There were about 20 memorial attendees who were family members of 9/11 victims and of military families that had lost loved ones.
Tieri, principal of Robert Waters Elementary School in Union City, said that her brother didn’t work at the World Trade Center but was there for a meeting that day.
“I didn’t know he was there,” she said.
The attendees also included Paul Pyoung-Kyoum Kim of Leonia. He lost his 26-year-old son Andrew Kim, a 1992 graduate of Leonia High School, on 9/11. The younger Kim worked for Fred Alger Management, a mutual-fund firm, at the World Trade Center.
Bergen County Freeholder David Ganz read the names of the 19 Bergen service members who have died since 9/11, a list that included the name of his son, Scott Ganz, 30. The younger Ganz committed suicide after coming home from Afghanistan.
Gardner and Tieri have attended the 9/11 memorial at Ground Zero in Manhattan faithfully, with Tieri, her husband Mark Scheur and their son Brandon, when he was 9, reading victims’ names at that ceremony over the years.
After she read her brother’s name Sunday, Tieri said, “There isn’t a day that goes by that I don’t think of you and wish you were here. You are forever in my heart. God bless your soul, and all the souls lost on that tragic day.”

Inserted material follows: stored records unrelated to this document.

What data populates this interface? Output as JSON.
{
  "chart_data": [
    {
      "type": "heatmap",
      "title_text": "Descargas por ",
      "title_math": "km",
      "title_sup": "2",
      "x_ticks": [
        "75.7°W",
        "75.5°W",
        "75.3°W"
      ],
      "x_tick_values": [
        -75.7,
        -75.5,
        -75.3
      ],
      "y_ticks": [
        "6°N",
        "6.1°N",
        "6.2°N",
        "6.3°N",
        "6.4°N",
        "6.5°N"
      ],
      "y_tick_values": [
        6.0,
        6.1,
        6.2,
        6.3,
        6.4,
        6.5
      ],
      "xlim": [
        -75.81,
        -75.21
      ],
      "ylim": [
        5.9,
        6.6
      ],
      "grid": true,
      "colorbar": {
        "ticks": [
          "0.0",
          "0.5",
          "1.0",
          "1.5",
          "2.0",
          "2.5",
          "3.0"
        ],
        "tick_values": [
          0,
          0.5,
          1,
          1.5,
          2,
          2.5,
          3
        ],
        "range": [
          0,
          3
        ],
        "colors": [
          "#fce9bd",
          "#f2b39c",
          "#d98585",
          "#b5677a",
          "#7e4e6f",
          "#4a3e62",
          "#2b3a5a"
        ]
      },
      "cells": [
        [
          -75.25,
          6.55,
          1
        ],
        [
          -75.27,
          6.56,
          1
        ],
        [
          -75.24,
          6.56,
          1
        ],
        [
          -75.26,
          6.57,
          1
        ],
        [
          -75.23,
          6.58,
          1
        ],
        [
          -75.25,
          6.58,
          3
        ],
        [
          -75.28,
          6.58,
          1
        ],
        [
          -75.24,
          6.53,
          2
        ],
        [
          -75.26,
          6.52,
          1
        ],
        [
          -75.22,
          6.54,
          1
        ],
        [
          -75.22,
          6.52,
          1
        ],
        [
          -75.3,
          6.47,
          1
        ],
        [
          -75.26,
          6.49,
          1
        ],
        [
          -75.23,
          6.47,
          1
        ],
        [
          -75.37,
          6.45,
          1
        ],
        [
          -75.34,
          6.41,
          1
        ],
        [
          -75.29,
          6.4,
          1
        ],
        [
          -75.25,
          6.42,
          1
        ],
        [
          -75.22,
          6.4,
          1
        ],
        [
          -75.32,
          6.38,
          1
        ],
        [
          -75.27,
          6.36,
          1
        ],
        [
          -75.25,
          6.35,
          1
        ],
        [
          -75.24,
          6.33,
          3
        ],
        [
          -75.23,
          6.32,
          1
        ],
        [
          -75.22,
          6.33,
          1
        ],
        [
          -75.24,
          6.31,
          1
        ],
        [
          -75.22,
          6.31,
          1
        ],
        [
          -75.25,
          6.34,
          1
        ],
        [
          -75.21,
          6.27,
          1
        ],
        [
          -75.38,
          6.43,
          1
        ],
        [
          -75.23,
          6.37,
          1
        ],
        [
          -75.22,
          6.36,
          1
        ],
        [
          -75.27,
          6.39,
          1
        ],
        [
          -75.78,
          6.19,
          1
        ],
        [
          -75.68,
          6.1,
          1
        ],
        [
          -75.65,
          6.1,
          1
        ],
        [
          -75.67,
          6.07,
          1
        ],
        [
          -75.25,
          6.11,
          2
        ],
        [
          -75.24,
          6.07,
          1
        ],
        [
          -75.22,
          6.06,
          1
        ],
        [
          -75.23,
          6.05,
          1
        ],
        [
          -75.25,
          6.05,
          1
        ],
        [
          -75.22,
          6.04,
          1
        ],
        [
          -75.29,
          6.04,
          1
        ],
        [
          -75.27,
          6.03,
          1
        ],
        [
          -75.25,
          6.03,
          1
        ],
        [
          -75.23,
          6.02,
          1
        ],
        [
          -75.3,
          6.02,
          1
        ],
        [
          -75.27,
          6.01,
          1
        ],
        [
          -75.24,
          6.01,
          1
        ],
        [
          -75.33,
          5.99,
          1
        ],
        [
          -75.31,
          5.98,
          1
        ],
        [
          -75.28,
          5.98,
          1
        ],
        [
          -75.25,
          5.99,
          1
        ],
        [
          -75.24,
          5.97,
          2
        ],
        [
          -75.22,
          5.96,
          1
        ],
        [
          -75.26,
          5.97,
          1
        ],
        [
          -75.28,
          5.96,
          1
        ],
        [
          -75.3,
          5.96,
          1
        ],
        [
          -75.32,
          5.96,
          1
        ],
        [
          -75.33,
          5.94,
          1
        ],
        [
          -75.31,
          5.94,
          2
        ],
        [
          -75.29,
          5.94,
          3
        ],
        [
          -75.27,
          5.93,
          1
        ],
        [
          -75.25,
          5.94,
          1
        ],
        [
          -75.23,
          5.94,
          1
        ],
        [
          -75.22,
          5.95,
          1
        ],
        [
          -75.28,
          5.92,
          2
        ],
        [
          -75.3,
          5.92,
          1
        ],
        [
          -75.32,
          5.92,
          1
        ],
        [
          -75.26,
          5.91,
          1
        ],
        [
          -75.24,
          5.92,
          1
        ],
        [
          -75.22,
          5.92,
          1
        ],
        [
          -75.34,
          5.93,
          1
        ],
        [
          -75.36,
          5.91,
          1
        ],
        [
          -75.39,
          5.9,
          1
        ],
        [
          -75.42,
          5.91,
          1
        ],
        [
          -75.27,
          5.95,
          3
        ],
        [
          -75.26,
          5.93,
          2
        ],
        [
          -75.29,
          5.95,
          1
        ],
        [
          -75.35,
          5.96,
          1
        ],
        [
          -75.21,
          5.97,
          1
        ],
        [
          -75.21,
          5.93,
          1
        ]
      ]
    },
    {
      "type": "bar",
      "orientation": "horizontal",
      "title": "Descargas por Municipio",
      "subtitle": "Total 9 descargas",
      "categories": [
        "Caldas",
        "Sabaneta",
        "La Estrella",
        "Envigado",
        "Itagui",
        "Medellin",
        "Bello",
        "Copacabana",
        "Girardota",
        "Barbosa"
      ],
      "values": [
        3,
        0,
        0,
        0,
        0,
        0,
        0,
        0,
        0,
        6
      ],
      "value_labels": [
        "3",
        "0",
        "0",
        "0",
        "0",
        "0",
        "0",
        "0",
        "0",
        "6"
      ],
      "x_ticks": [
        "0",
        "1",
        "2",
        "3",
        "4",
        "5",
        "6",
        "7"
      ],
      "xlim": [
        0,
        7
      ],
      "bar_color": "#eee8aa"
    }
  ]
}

Donovan has held a ceremony at the Leonia memorial since she was elected to office, scheduling the event so it doesn’t interfere with the 9/11 ceremony at Ground Zero.
“I promise as long as I’m county executive, I will do whatever is necessary to pay honor to those we lost and to remember we are all united,” Donovan, who was a Port Authority commissioner at the time of the attack, told the crowd.
This is the first year that Tieri and her family attended the county 9/11 ceremony.
“I think this is a beautiful remembrance for the Bergen County family members,” she said.